Like a chameleon that adapts to its environment, charging itself with the same colours and discrete ornaments, the work of Virginie Hucher blends into the background of hollows and folds of their environment. She notes the colour, becomes the bark or scale and she works surrounded by this cacophony in order to access her inner silence, which accompanies the slow metamorphosis of existing elements from one state to another. Because entity is fundamentally driven by an energy that flows from body to body, from form to form, from language to language, knowing no barriers between the three elements, animal, vegetable and mineral or the visible and the invisible. This is, undoubtedly the reason why the drawings she makes during her explorational wanderings subsequently continue to change scale and format, moving from this performance in the landscape, from videos to notebooks, from the line drawings to paintings or sculptures, but also from her creative output to the inhabited - from her garden to her white wooden house. Her work is transformative, fertile and creative. It moves beyond boundaries, resonates with the fundamental nature of the world, the seasonal cycle, the tight transformation of space and time, underlined by the presence and reality of pieces of canvas on certain paintings.

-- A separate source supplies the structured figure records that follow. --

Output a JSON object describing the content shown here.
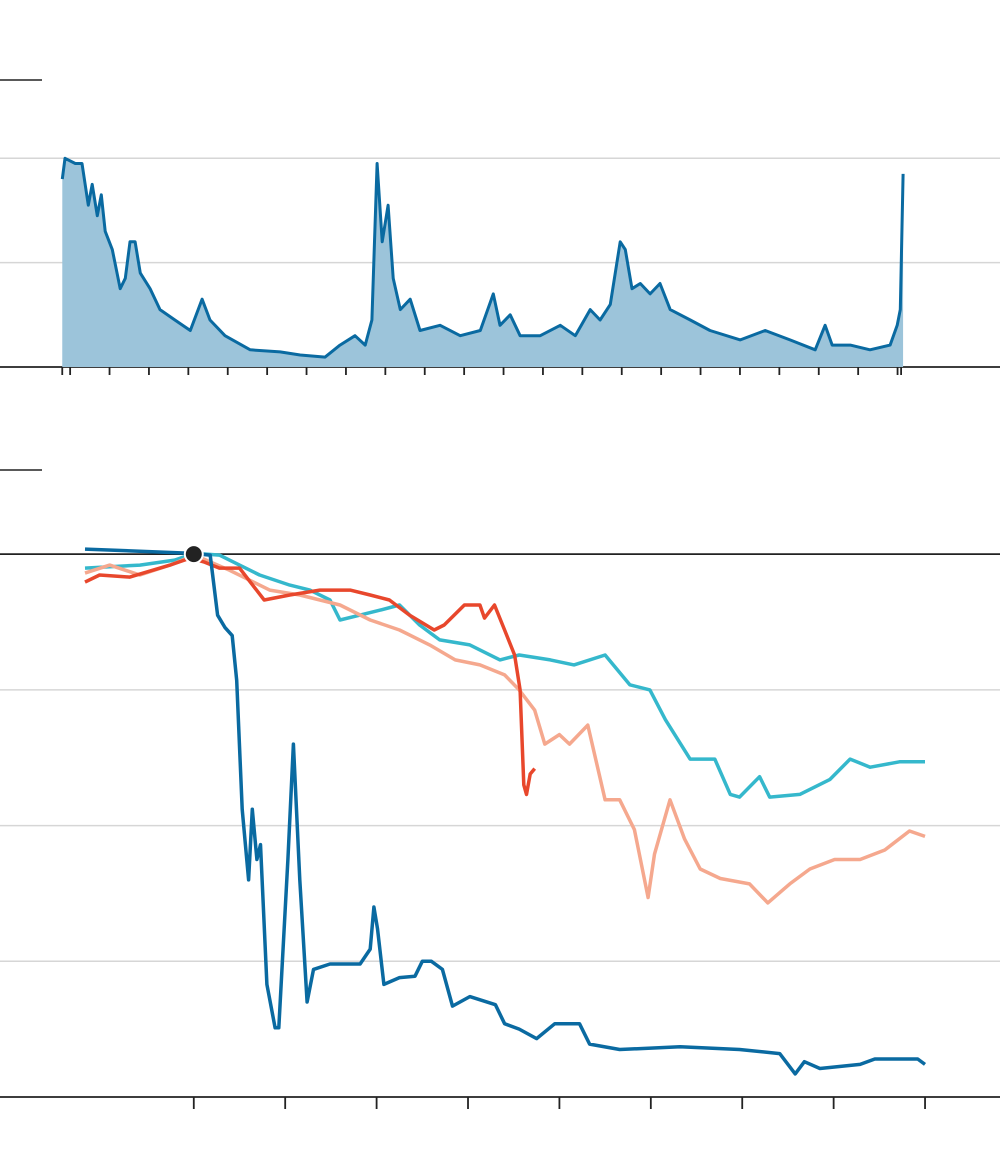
{
  "chart_data": [
    {
      "type": "area",
      "color": "#0a6aa1",
      "fill": "#9cc4da",
      "x": [
        1999.8,
        1999.87,
        2000.13,
        2000.3,
        2000.46,
        2000.56,
        2000.69,
        2000.79,
        2000.89,
        2001.07,
        2001.27,
        2001.4,
        2001.52,
        2001.65,
        2001.78,
        2002.03,
        2002.28,
        2002.66,
        2003.05,
        2003.35,
        2003.55,
        2003.93,
        2004.57,
        2005.33,
        2005.84,
        2006.47,
        2006.85,
        2007.23,
        2007.49,
        2007.66,
        2007.79,
        2007.92,
        2008.07,
        2008.2,
        2008.38,
        2008.63,
        2008.88,
        2009.39,
        2009.9,
        2010.41,
        2010.74,
        2010.91,
        2011.17,
        2011.42,
        2011.93,
        2012.44,
        2012.82,
        2013.2,
        2013.45,
        2013.71,
        2013.96,
        2014.09,
        2014.26,
        2014.47,
        2014.72,
        2014.97,
        2015.23,
        2015.74,
        2016.24,
        2017.01,
        2017.64,
        2018.27,
        2018.91,
        2019.16,
        2019.34,
        2019.8,
        2020.3,
        2020.81,
        2020.99,
        2021.07,
        2021.14
      ],
      "values": [
        36,
        40,
        39,
        39,
        31,
        35,
        29,
        33,
        26,
        22.5,
        15,
        17,
        24,
        24,
        18,
        15,
        11,
        9,
        7,
        13,
        9,
        6,
        3.3,
        2.9,
        2.3,
        1.9,
        4.2,
        6,
        4.2,
        9,
        39,
        24,
        31,
        17,
        11,
        13,
        7,
        8,
        6,
        7,
        14,
        8,
        10,
        6,
        6,
        8,
        6,
        11,
        9,
        12,
        24,
        22.5,
        15,
        16,
        14,
        16,
        11,
        9,
        7,
        5.2,
        7,
        5.2,
        3.3,
        8,
        4.2,
        4.2,
        3.3,
        4.2,
        8,
        11,
        37
      ],
      "xlim": [
        1998.22,
        2023.6
      ],
      "xticks": [
        1999.8,
        2000,
        2001,
        2002,
        2003,
        2004,
        2005,
        2006,
        2007,
        2008,
        2009,
        2010,
        2011,
        2012,
        2013,
        2014,
        2015,
        2016,
        2017,
        2018,
        2019,
        2020,
        2021,
        2021.09
      ],
      "ylim": [
        0,
        55
      ],
      "yticks": [
        0,
        20,
        40
      ],
      "grid": true
    },
    {
      "type": "line",
      "marker": {
        "x": 0,
        "y": 0,
        "color": "#222222"
      },
      "series": [
        {
          "color": "#35b8cc",
          "x": [
            -1.19,
            -0.59,
            -0.21,
            0.01,
            0.28,
            0.5,
            0.72,
            1.05,
            1.27,
            1.49,
            1.6,
            1.82,
            2.04,
            2.25,
            2.47,
            2.69,
            3.02,
            3.35,
            3.56,
            3.9,
            4.16,
            4.5,
            4.77,
            4.99,
            5.16,
            5.43,
            5.7,
            5.87,
            5.97,
            6.19,
            6.3,
            6.63,
            6.96,
            7.18,
            7.4,
            7.72,
            8.0
          ],
          "values": [
            -1.03,
            -0.81,
            -0.44,
            0.07,
            -0.07,
            -0.81,
            -1.54,
            -2.28,
            -2.65,
            -3.38,
            -4.85,
            -4.49,
            -4.12,
            -3.75,
            -5.22,
            -6.32,
            -6.69,
            -7.79,
            -7.43,
            -7.79,
            -8.16,
            -7.43,
            -9.63,
            -10.0,
            -12.2,
            -15.1,
            -15.1,
            -17.7,
            -17.9,
            -16.4,
            -17.9,
            -17.7,
            -16.6,
            -15.1,
            -15.7,
            -15.3,
            -15.3
          ]
        },
        {
          "color": "#f5a88e",
          "x": [
            -1.19,
            -0.92,
            -0.59,
            -0.26,
            0.01,
            0.39,
            0.83,
            1.16,
            1.6,
            1.93,
            2.25,
            2.58,
            2.86,
            3.13,
            3.4,
            3.56,
            3.73,
            3.84,
            4.0,
            4.11,
            4.31,
            4.5,
            4.66,
            4.82,
            4.97,
            5.04,
            5.21,
            5.37,
            5.54,
            5.76,
            6.08,
            6.28,
            6.52,
            6.74,
            7.01,
            7.29,
            7.56,
            7.83,
            8.0
          ],
          "values": [
            -1.4,
            -0.81,
            -1.54,
            -0.81,
            -0.07,
            -1.18,
            -2.65,
            -3.01,
            -3.75,
            -4.85,
            -5.59,
            -6.69,
            -7.79,
            -8.16,
            -8.9,
            -10.0,
            -11.5,
            -14.0,
            -13.3,
            -14.0,
            -12.6,
            -18.1,
            -18.1,
            -20.3,
            -25.3,
            -22.1,
            -18.1,
            -21.0,
            -23.2,
            -23.9,
            -24.3,
            -25.7,
            -24.3,
            -23.2,
            -22.5,
            -22.5,
            -21.8,
            -20.4,
            -20.8
          ]
        },
        {
          "color": "#e8472c",
          "x": [
            -1.19,
            -1.03,
            -0.7,
            -0.26,
            -0.04,
            0.12,
            0.28,
            0.5,
            0.77,
            1.05,
            1.38,
            1.71,
            1.93,
            2.14,
            2.36,
            2.63,
            2.74,
            2.96,
            3.13,
            3.18,
            3.29,
            3.4,
            3.51,
            3.57,
            3.61,
            3.64,
            3.68,
            3.73
          ],
          "values": [
            -2.06,
            -1.54,
            -1.69,
            -0.81,
            -0.29,
            -0.59,
            -1.03,
            -1.03,
            -3.38,
            -3.01,
            -2.65,
            -2.65,
            -3.01,
            -3.38,
            -4.49,
            -5.59,
            -5.22,
            -3.75,
            -3.75,
            -4.71,
            -3.75,
            -5.59,
            -7.43,
            -10.0,
            -17.0,
            -17.7,
            -16.2,
            -15.8
          ]
        },
        {
          "color": "#0a6aa1",
          "x": [
            -1.19,
            -0.04,
            0.18,
            0.26,
            0.34,
            0.42,
            0.47,
            0.53,
            0.6,
            0.64,
            0.69,
            0.73,
            0.8,
            0.89,
            0.93,
            1.03,
            1.09,
            1.16,
            1.24,
            1.31,
            1.49,
            1.82,
            1.93,
            1.97,
            2.01,
            2.08,
            2.25,
            2.42,
            2.5,
            2.6,
            2.72,
            2.83,
            3.02,
            3.3,
            3.4,
            3.56,
            3.75,
            3.95,
            4.22,
            4.33,
            4.66,
            5.32,
            5.97,
            6.41,
            6.58,
            6.68,
            6.85,
            7.29,
            7.45,
            7.92,
            8.0
          ],
          "values": [
            0.37,
            0.07,
            -0.07,
            -4.5,
            -5.4,
            -6.0,
            -9.3,
            -18.8,
            -24.0,
            -18.8,
            -22.5,
            -21.4,
            -31.7,
            -34.9,
            -34.9,
            -22.5,
            -14.0,
            -24.0,
            -33.0,
            -30.6,
            -30.2,
            -30.2,
            -29.1,
            -26.0,
            -27.6,
            -31.7,
            -31.2,
            -31.1,
            -30.0,
            -30.0,
            -30.6,
            -33.3,
            -32.6,
            -33.2,
            -34.6,
            -35.0,
            -35.7,
            -34.6,
            -34.6,
            -36.1,
            -36.5,
            -36.3,
            -36.5,
            -36.8,
            -38.3,
            -37.4,
            -37.9,
            -37.6,
            -37.2,
            -37.2,
            -37.6
          ]
        }
      ],
      "xlim": [
        -2.12,
        8.82
      ],
      "xticks": [
        0,
        1,
        2,
        3,
        4,
        5,
        6,
        7,
        8
      ],
      "ylim": [
        -40,
        6.2
      ],
      "yticks": [
        -40,
        -30,
        -20,
        -10,
        0
      ],
      "grid": true
    }
  ]
}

In shades of beige, ochre, green or blue, her paintings and earthenware imitate clay, earth and mud from which all visual creativity comes to life and are part of the whole. The minimalist and symbolic, sometimes archaic forms she uses remind us that everything originates from the wild in the sense that it relates to a primal memory or storehouse to a more original substance – decomposing material, sand, water, matter, liquid, blood, antibodies. There is also a body of non living, putrefied and fossilized, and in the celestial bodies, immaculate and translucent. Throughout Virginie Hucher’s work, there are no original grades or conscious demarcations between shadow and light, death and life, high and low, to be found. Movement is essential and provides vital momentum to the metamorphic essence.

If in a spoken vocabulary in which we do not master the alphabet or even a pre-linguistic language of signs and symbols, the artist declines the utilisation of abstract motifs which would unfold in a regular manner, akin to chimes or the repetition of invocations. Similar to a family tree or the division of a cell, each series branches into evocative and poetic titles, calling for a meeting of resembling interconnections, speaking of a lineage which precedes it as well as those interconnections that take over their sustained movement. By doing so, like the beginning of time, Virginie Hucher’s work never ceases to give birth to discover new processes in their formation.